Rossi, Emiliano e Speranza accusano il segretario dimissionario: "Ha scelto lui la strada della rottura"
Matteo Renzi formalizza le sue dimissioni da segretario Pd, dando avvio al countdown per il congresso dem che – da statuto – dovrà concludersi entro quattro mesi da oggi. Prima, quindi, delle elezioni amministrative di giugno e in tempo per un eventuale voto a settembre. Sebbene i venti di scissione siano ancora forti, fuori dall'hotel Parco dei Principi dove si riuniscono i 'mille' della direzione nazionale dem, l'ex premier non indietreggia. "Non potete chiedere a chi si dimette ora per fare il congresso di non candidarsi, perché questa non è una regola del gioco democratico", mette in chiaro. Renzi ammette di avere anche pensato "sul serio" al passo indietro, "per sistemare questa assurda situazione". Non sarebbe stata una soluzione adatta a un partito che si dice democratico, però: "Avete il diritto di sconfiggerci, non quello di eliminarci", tuona.
Il segretario dimissionario ribadisce il suo 'venite' e inizia la sua relazione parlando di "rispetto" reciproco. "Credo che il Pd abbia buttato via il tempo – dice – Fermiamoci. Fuori da qui ci stanno prendendo per matti". Ecco allora che, ancora una volta, si cimenta nel "riassunto delle puntate precedenti" e ripercorre la strada che lo ha portato ad assecondare le richieste di chi ha bussato alla sua porta, come Gianni Cuperlo, o lo ha chiamato in causa, minacciando anche il ricorso alle carte bollate, da un salotto tv, come Michele Emiliano. "Io non lo volevo fare il congresso", ammette. Poi è intervenuto "l'esperto di congressi" Piero Fassino. "Mi ha proposto la mossa del cavallo e ho accettato", racconta. Perché se la parola scissione fa "molto soffrire, c'è qualcosa che "l'ex premier gradisce ancora meno. "Peggio della parola scissione c'è solo la parola ricatto – avverte – Basta bloccare il partito con i diktat".
In ogni caso Renzi non ci sta a passare per chi perde campo a sinistra: "Non accetto che ci sia un copyright della parola sinistra. Anche se non canto bandiera rossa e non sventolo la bandiera socialista – sottolinea – credo che il Pd abbia un futuro che non è quello che altri immaginano". A chi sostiene che si arriverebbe a una nuova Margherita i renziani rispondono che non sono pochi gli ex ds a rimanere. Da Pietro Fassino a Maurizio Martina, da Andrea Orlando a Anna Finocchiaro. Il potere nel Pd, è l"inciso, "appartiene ai cittadini che vanno a votare alle primarie, non ai caminetti e alle correnti che ci sono a Roma".

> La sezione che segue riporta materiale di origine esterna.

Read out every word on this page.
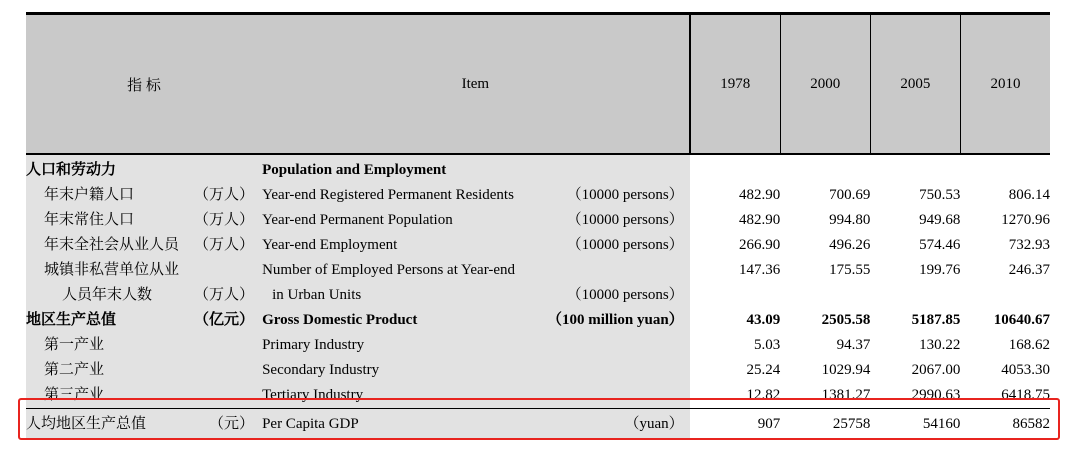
指 标	Item	1978	2000	2005	2010
人口和劳动力	Population and Employment				
年末户籍人口 （万人）	Year-end Registered Permanent Residents （10000 persons）	482.90	700.69	750.53	806.14
年末常住人口 （万人）	Year-end Permanent Population （10000 persons）	482.90	994.80	949.68	1270.96
年末全社会从业人员 （万人）	Year-end Employment （10000 persons）	266.90	496.26	574.46	732.93
城镇非私营单位从业	Number of Employed Persons at Year-end	147.36	175.55	199.76	246.37
人员年末人数 （万人）	in Urban Units （10000 persons）				

地区生产总值 （亿元）	Gross Domestic Product （100 million yuan）	43.09	2505.58	5187.85	10640.67
第一产业	Primary Industry	5.03	94.37	130.22	168.62
第二产业	Secondary Industry	25.24	1029.94	2067.00	4053.30
第三产业	Tertiary Industry	12.82	1381.27	2990.63	6418.75
人均地区生产总值 （元）	Per Capita GDP （yuan）	907	25758	54160	86582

Congresso sia, quindi. Il presidente Pd Matteo Orfini, che in questa fase congressuale sarà il reggente del partito, ha convocato per martedì la riunione della direzione che ha all'ordine del giorno la nomina della commissione per il congresso. Verranno decise le regole base a garanzia di tutti i candidati e poi inizierà il confronto nei circoli tra gli iscritti. Solo in una seconda fase si procederà alla presentazione delle candidature. Quali saranno gli sfidanti di Renzi è ancora tutto da vedere, con Roberto Speranza ed Enrico Rossi che sembrano intenzionati a condurre la loro lotta al 'renzismo' fuori dal partito.
Prova a recitare l'insolito ruolo di mediatore Michele Emiliano che decide di abbassare i toni e invita Renzi a smontare ogni alibi di scissione accettando una conferenza programmatica. Tra i due c'è l'impegno a mettercela tutta per evitare il peggio, ma non basta. La strada è ormai tracciata e non si torna indietro. Il segretario dimissionario decide di non replicare. Speranza, Emiliano e Rossi mettono nero su bianco su una nota la parola scissione, anche se la strada per arrivarci è ancora da stabilire. Il primo passo potrebbe essere la creazione di nuovi gruppi parlamentari a Camera e Senato.